To solve the issue, I have written it in another way and have tested it first in my local IDE. The code is as below:
import hashlib
import gzip
sha512 = hashlib.sha512()
with gzip.open('test_file.csv.gz', 'rb') as file:
sha512.update(file.read())
print(sha512.hexdigest())
From my IDE, the results can be printed out almost instantly, but when I pasted it over and run in lambda, it failed. We then found out that the issue is likely caused by placing csv_object["Body"] as the argument of gzip.open(). The error we got from CloudWatch was:
[ERROR] TypeError: expected str, bytes or os.PathLike object, not StreamingBody
Have anyone encountered this?
CodePudding user response:
In both examples, you're attempting to load the entire file into memory. This will create a hard limit on the file size that you can use in a Lambda, since by default they have fairly small memory allocations.
Rather than doing that, you can both decompress the object in a streaming fashion, and pass that stream to hashlib to calculate the hash, which will easily allow large files to be processed within a Lambda execution environment:
import gzip
import hashlib
import boto3
s3 = boto3.client('s3')
resp = s3.get_object(Bucket=bucket, Key=key)

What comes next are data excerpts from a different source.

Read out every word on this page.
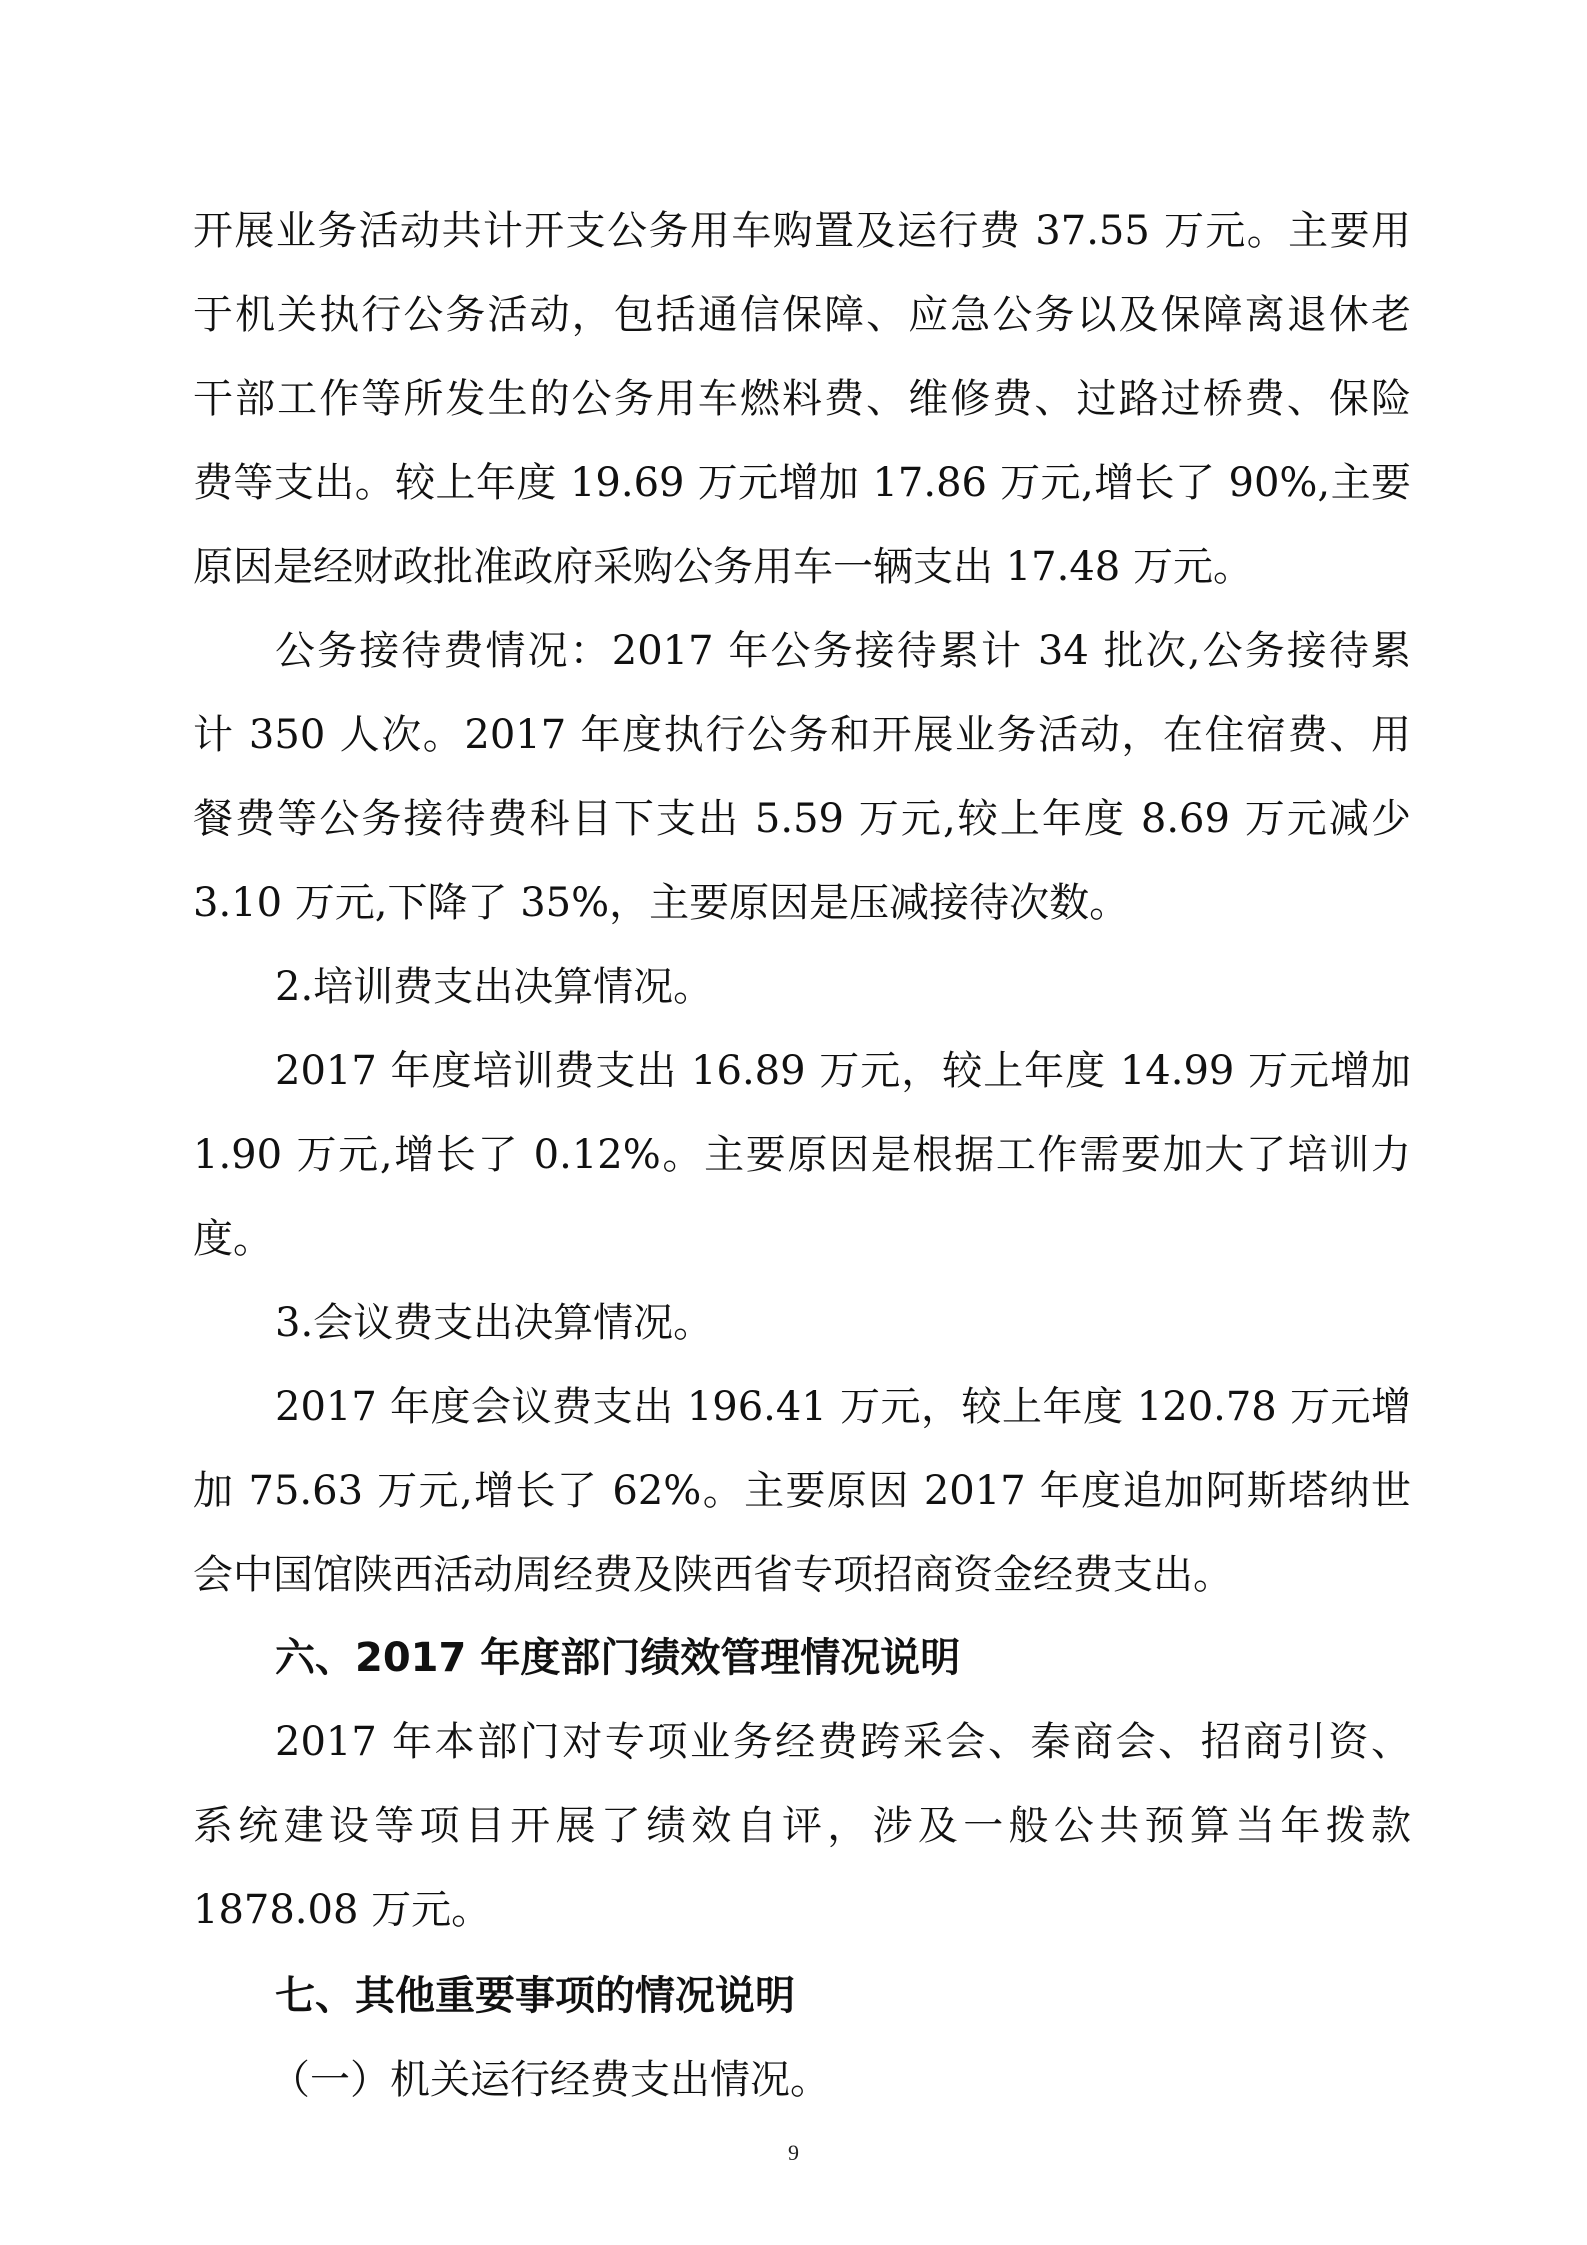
开展业务活动共计开支公务用车购置及运行费 37.55 万元。主要用
于机关执行公务活动，包括通信保障、应急公务以及保障离退休老
干部工作等所发生的公务用车燃料费、维修费、过路过桥费、保险
费等支出。较上年度 19.69 万元增加 17.86 万元,增长了 90%,主要
原因是经财政批准政府采购公务用车一辆支出 17.48 万元。
公务接待费情况：2017 年公务接待累计 34 批次,公务接待累
计 350 人次。2017 年度执行公务和开展业务活动，在住宿费、用
餐费等公务接待费科目下支出 5.59 万元,较上年度 8.69 万元减少
3.10 万元,下降了 35%，主要原因是压减接待次数。
2.培训费支出决算情况。
2017 年度培训费支出 16.89 万元，较上年度 14.99 万元增加
1.90 万元,增长了 0.12%。主要原因是根据工作需要加大了培训力
度。
3.会议费支出决算情况。
2017 年度会议费支出 196.41 万元，较上年度 120.78 万元增
加 75.63 万元,增长了 62%。主要原因 2017 年度追加阿斯塔纳世
会中国馆陕西活动周经费及陕西省专项招商资金经费支出。
六、2017 年度部门绩效管理情况说明
2017 年本部门对专项业务经费跨采会、秦商会、招商引资、
系统建设等项目开展了绩效自评，涉及一般公共预算当年拨款
1878.08 万元。
七、其他重要事项的情况说明
（一）机关运行经费支出情况。
9
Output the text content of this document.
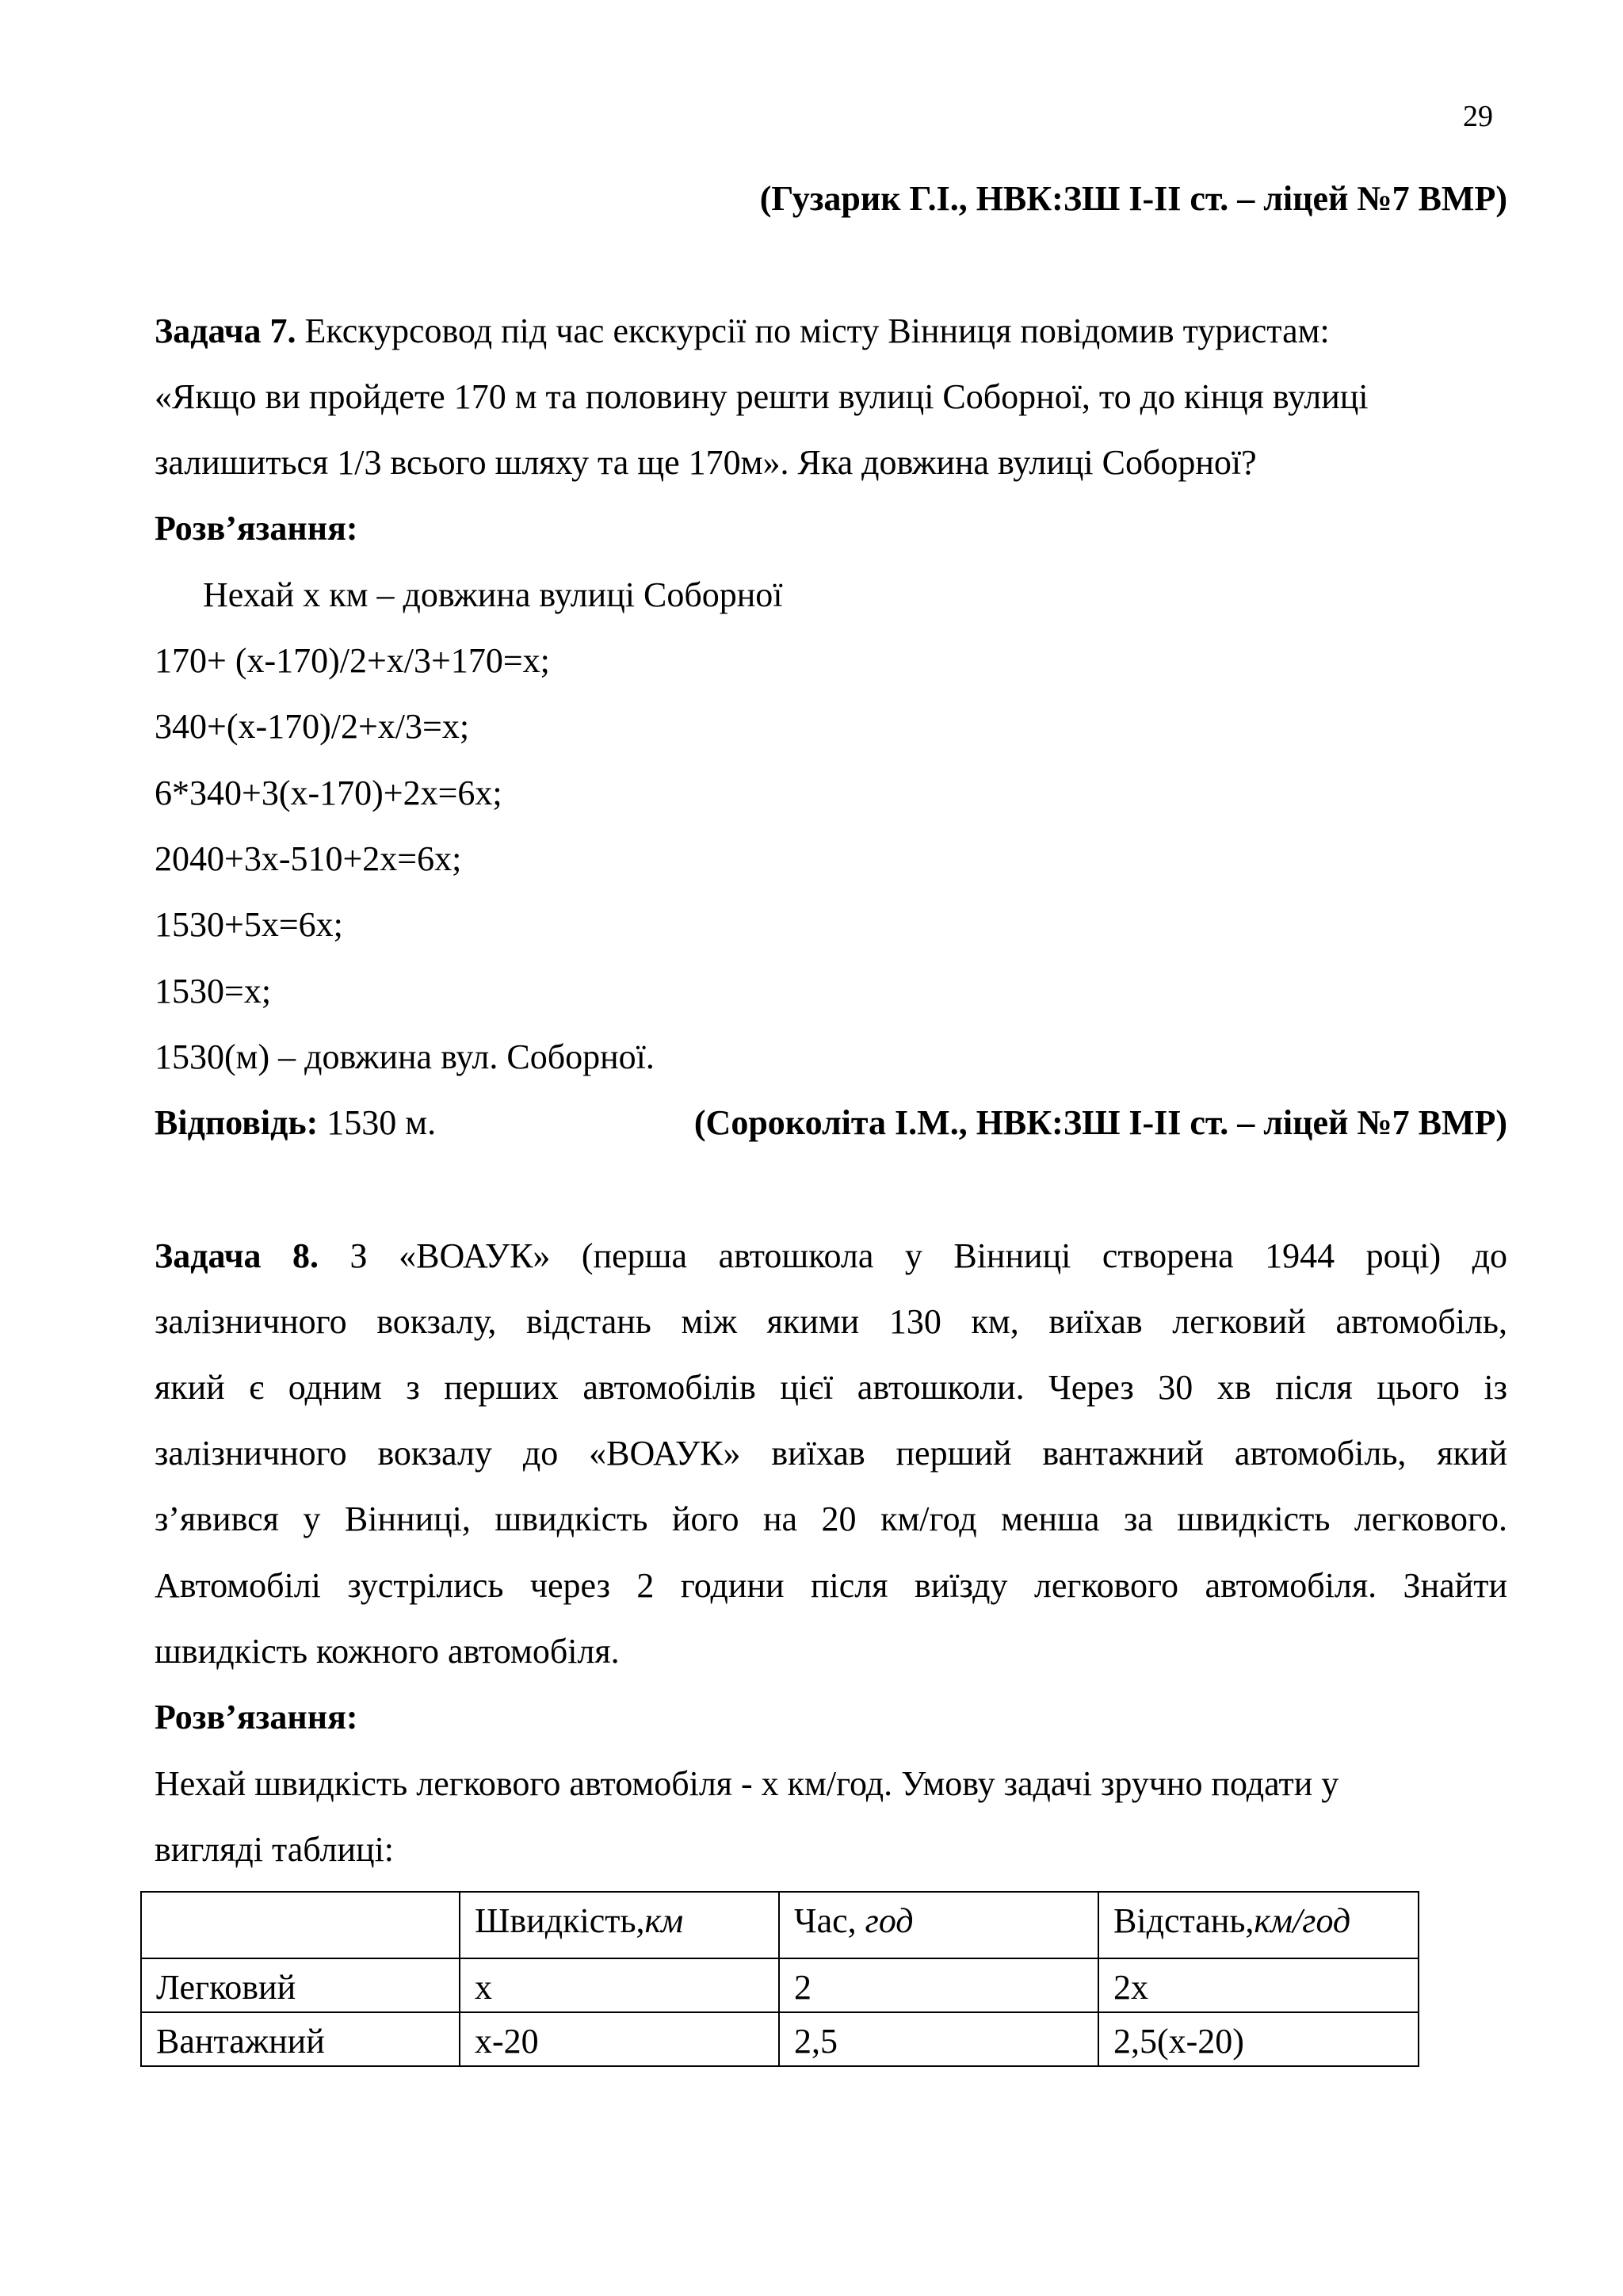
29
(Гузарик Г.І., НВК:ЗШ І-ІІ ст. – ліцей №7 ВМР)
Задача 7. Екскурсовод під час екскурсії по місту Вінниця повідомив туристам:
«Якщо ви пройдете 170 м та половину решти вулиці Соборної, то до кінця вулиці
залишиться 1/3 всього шляху та ще 170м». Яка довжина вулиці Соборної?
Розв’язання:
Нехай х км – довжина вулиці Соборної
170+ (х-170)/2+х/3+170=х;
340+(х-170)/2+х/3=х;
6*340+3(х-170)+2х=6х;
2040+3х-510+2х=6х;
1530+5х=6х;
1530=х;
1530(м) – довжина вул. Соборної.
Відповідь: 1530 м.	(Сороколіта І.М., НВК:ЗШ І-ІІ ст. – ліцей №7 ВМР)
Задача 8. З «ВОАУК» (перша автошкола у Вінниці створена 1944 році) до
залізничного вокзалу, відстань між якими 130 км, виїхав легковий автомобіль,
який є одним з перших автомобілів цієї автошколи. Через 30 хв після цього із
залізничного вокзалу до «ВОАУК» виїхав перший вантажний автомобіль, який
з’явився у Вінниці, швидкість його на 20 км/год менша за швидкість легкового.
Автомобілі зустрілись через 2 години після виїзду легкового автомобіля. Знайти
швидкість кожного автомобіля.
Розв’язання:
Нехай швидкість легкового автомобіля - х км/год. Умову задачі зручно подати у
вигляді таблиці:
	Швидкість,км	Час, год	Відстань,км/год
Легковий	х	2	2х
Вантажний	х-20	2,5	2,5(х-20)
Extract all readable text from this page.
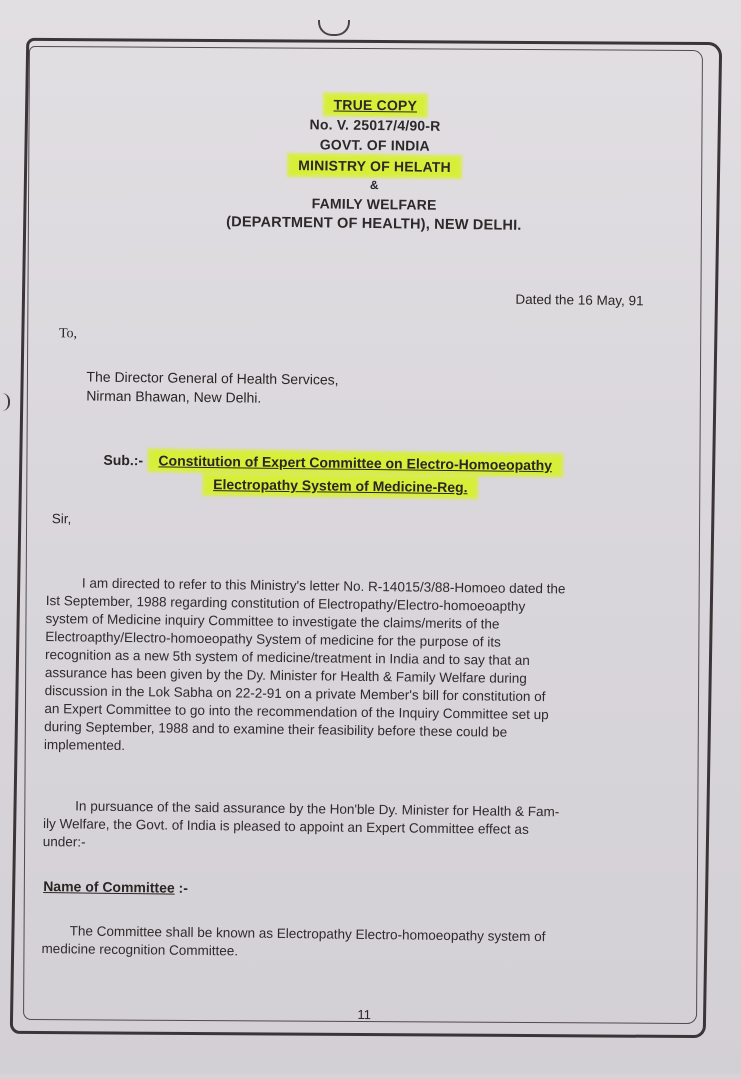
TRUE COPY
No. V. 25017/4/90-R
GOVT. OF INDIA
MINISTRY OF HELATH
&
FAMILY WELFARE
(DEPARTMENT OF HEALTH), NEW DELHI.
Dated the 16 May, 91
To,
The Director General of Health Services,
Nirman Bhawan, New Delhi.
Sub.:-	Constitution of Expert Committee on Electro-Homoeopathy
Electropathy System of Medicine-Reg.
Sir,

I am directed to refer to this Ministry's letter No. R-14015/3/88-Homoeo dated the

Ist September, 1988 regarding constitution of Electropathy/Electro-homoeoapthy

system of Medicine inquiry Committee to investigate the claims/merits of the

Electroapthy/Electro-homoeopathy System of medicine for the purpose of its

recognition as a new 5th system of medicine/treatment in India and to say that an

assurance has been given by the Dy. Minister for Health & Family Welfare during

discussion in the Lok Sabha on 22-2-91 on a private Member's bill for constitution of

an Expert Committee to go into the recommendation of the Inquiry Committee set up

during September, 1988 and to examine their feasibility before these could be

implemented.

In pursuance of the said assurance by the Hon'ble Dy. Minister for Health & Fam-

ily Welfare, the Govt. of India is pleased to appoint an Expert Committee effect as

under:-

Name of Committee :-

The Committee shall be known as Electropathy Electro-homoeopathy system of

medicine recognition Committee.

11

# Pass the StreamingBody to gzip to decompress it as a stream
gz = gzip.GzipFile(fileobj=resp['Body'])
# Read the file in small chunks to stream the results into hashlib
sha512 = hashlib.sha512()
while True:
# Read 8 MiB at a time
data = gz.read(8388608)
if len(data) == 0:
break
sha512.update(data)
digest = sha512.hexdigest()
# -- or for Python 3.11 --
# And pass the decompressed stream to hashlib to hash it as a stream
digest = hashlib.file_digest(gz, 'sha512').hexdigest()